Most people know they need to save for retirement, but they don’t know what their “magic number” is. They may not know how much to save on an annual basis nor the duration of those savings.
This is all very understandable, I suppose. Retirement expenses may vary depending on where you will be living and what kind of lifestyle you will be living. It’s very hard to predict what your life will look like in 30 years, let alone 5 or 10!
According to a survey from the National Association of Personal Financial Advisors (NAPFA), one in three Baby Boomers—Americans who are nearing or starting retirement—hasn’t done any financial planning in the last two years. How do they know if they are on track? This is worrisome to me.
While there is no one-size-fits-all approach, there are some rules of thumb that people can use to obtain more clarity with their financial situation:
Pick a goal and work towards it. Some investors work best by targeting a specific retirement savings goal ($1mil? $2mil? $10mil?) and back-in to a savings goal from there. Using simple numbers, if you are starting with $0 and want to get to $1,000,000 in 20 years you can use any savings calculator (here’s one) and it will tell you what amount you need to save. Assuming a 6% rate of return with the numbers above, you would need to save $2,164 a month (approx. $26k a year) to get there.
This may be used as a general framework using arbitrary numbers, because who knows if $1mil for you is enough? If you wanted to know a ballpark savings amount to target, this is a decent start. You can play with these numbers and assumptions and see where that gets you.
The 25x Rule. This rule says you need to save 25 times your annual expenses (not your salary) to retire. And once you have gotten there, you may be considered “financially free”. For example, if you anticipate needing $50k from your investments in retirement, you’ll need a nest egg of $1,250,000.
Some people in the industry like this guideline because it’s very simple to compute. No complicated formulas needed. The downside would be the age of when you reach this (55? 85?) and which accounts you have (IRA versus non-IRA). The social security situation and the tax environment may also muddy the scenario. All in all, the simplicity – and the math behind it – works for many people.
Make a budgeting rule. This is a common method in which a household decides to allocate percentages of their income towards various buckets. The common “50-30-20 rule”, illustrated below, is one where 50% of income goes towards an essentials bucket, 30% towards personal/lifestyle, and 20% towards savings/debt.
Essentially families would be spending half their money on “needs” like housing, utilities, and food. One third is spent on things like gym memberships, dining out, and vacations. The smallest part at 20% would be used to eliminate debt and save for retirement.

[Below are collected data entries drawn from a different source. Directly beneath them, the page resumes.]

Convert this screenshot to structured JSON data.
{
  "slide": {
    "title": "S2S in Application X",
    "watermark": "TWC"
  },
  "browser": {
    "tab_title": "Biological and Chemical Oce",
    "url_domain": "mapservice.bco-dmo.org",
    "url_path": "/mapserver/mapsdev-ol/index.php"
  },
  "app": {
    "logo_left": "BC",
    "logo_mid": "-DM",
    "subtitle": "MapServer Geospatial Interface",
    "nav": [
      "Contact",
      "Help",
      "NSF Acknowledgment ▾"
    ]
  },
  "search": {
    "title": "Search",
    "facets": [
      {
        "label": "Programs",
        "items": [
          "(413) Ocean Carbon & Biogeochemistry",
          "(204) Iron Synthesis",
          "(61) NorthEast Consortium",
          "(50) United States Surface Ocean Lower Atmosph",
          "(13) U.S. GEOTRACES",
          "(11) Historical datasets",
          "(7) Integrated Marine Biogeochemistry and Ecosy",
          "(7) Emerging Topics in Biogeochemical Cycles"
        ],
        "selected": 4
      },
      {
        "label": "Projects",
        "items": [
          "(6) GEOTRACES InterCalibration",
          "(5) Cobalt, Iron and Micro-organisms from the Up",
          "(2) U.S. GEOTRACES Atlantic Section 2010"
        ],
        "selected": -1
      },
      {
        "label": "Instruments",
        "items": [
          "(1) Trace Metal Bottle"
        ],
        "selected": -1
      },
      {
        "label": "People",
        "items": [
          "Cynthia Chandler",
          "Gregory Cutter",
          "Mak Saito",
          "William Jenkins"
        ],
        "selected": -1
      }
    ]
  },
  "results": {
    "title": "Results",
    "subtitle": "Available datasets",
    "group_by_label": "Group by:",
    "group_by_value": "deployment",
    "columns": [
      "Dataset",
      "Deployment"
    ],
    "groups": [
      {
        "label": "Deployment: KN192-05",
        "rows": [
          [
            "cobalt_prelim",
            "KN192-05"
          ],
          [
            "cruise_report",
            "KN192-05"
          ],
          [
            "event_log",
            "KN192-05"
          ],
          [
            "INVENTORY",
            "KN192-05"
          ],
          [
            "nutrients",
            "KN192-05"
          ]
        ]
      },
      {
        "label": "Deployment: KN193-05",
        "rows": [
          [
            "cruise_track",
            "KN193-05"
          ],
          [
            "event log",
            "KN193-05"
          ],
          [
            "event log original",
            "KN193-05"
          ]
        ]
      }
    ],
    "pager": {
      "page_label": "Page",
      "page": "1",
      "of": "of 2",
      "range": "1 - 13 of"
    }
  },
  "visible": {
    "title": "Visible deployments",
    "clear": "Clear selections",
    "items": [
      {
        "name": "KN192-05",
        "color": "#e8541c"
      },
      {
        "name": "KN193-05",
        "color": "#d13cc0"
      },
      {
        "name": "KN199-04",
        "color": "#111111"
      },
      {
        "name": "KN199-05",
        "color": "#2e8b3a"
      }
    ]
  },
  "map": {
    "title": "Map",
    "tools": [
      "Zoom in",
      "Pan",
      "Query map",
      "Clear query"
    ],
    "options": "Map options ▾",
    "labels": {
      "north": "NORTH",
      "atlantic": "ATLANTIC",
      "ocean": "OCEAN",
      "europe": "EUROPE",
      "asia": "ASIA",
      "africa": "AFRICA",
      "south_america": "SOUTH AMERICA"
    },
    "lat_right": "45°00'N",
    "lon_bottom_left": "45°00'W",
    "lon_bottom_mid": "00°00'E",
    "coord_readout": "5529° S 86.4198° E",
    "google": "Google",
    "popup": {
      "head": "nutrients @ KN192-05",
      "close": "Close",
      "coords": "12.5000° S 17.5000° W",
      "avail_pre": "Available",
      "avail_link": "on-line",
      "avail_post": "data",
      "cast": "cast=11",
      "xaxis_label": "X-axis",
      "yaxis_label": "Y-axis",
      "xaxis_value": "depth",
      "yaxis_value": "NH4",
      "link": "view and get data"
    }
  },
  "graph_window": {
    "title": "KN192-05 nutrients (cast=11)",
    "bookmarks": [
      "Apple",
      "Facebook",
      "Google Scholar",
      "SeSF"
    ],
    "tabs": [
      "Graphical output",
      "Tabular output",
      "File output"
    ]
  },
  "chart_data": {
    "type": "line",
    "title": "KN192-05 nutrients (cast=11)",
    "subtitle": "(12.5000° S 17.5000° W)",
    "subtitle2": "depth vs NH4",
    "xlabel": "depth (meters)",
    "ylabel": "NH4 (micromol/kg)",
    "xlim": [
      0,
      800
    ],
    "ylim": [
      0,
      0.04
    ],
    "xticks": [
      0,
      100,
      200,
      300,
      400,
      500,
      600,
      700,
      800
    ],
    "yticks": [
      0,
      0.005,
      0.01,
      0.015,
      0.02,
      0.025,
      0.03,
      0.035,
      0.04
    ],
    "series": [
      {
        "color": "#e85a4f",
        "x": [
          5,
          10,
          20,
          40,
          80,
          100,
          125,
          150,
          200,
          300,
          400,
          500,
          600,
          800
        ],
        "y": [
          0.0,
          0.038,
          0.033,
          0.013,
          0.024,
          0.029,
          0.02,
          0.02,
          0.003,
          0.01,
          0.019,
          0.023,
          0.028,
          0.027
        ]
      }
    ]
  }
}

Many families I work with, including my own, like using this arrangement. They find it helps them make more disciplined decisions on a daily basis. On the flip side, there are certain people who don’t enjoy structure nor micromanaging their spending. People like my wife just want to know “how much can I spend?”, and that’s OK too!
Age-Based Goals. I use these guideposts often, to give people a benchmark of where they are. I have seen a few different versions of this, but here’s one from Fidelity:
The calculation is straightforward. For example, a 50-year-old making a $150,000 income should have $600,000 saved for retirement. Not there yet? There is still come to catch up…but note that the warning bells have rung!
Save a certain percentage, regardless of age. I’d say the absolute minimum savings rate should be 10% of income, ideally 20% or more. Some experts say 15% is a good number. Obviously the lower the savings percentage, the longer you potentially have to work.
Along the same lines, put time on your side and start saving early in life. Studies show that if you start saving at age 25 versus 35, you would end up saving half as much and in half the amount of time, and still have more in retirement!
My recommendation is setting up automatic savings from a paycheck or bank account. That way you don’t have to think about it. If you’re automatically putting away 15% of your salary, a company match or unexpected bonus could very well get you to 20%+ by year-end.
Think that’s unattainable? I’m not going to say it’s easy. But hey – I read about people who save 50% and share their stories about how they managed to do it. It’s all very possible, and people are doing it.
These rules of thumb may be helpful, but keep in mind there are no guarantees with anything. In fact there are several complicating factors that aren’t being discussed here. For example, we didn’t talk about what “retirement” means, because it’s different for everyone (and that’s a whole different topic). For some, it means retiring by 45!
Some of the other moving pieces in this financial planning puzzle could be the status of social security, pensions, or other potential sources of income. Similarly, I would not recommend planning on an inheritance, even though one may eventually come. Don’t forget about inflation. And of course, you have to be prepared for the unexpected – unanticipated medical situations can wreak havoc on your plans.
I’m not here to beat anyone over the head if they aren’t saving enough, to each their own! Everyone’s situation is different. But I think these rules of thumb can be helpful.
If nothing else, I hope this helps put things in perspective. Apply some of these yardsticks to your situation and see how you are stacking up. Share them with a parent, a sibling, your kids, or a good friend. And if you or someone you care about is worried they are falling behind, have them reach out to a professional for assistance.
Fine print: as usual, performance is never guaranteed and these figures are just used for illustration purposes!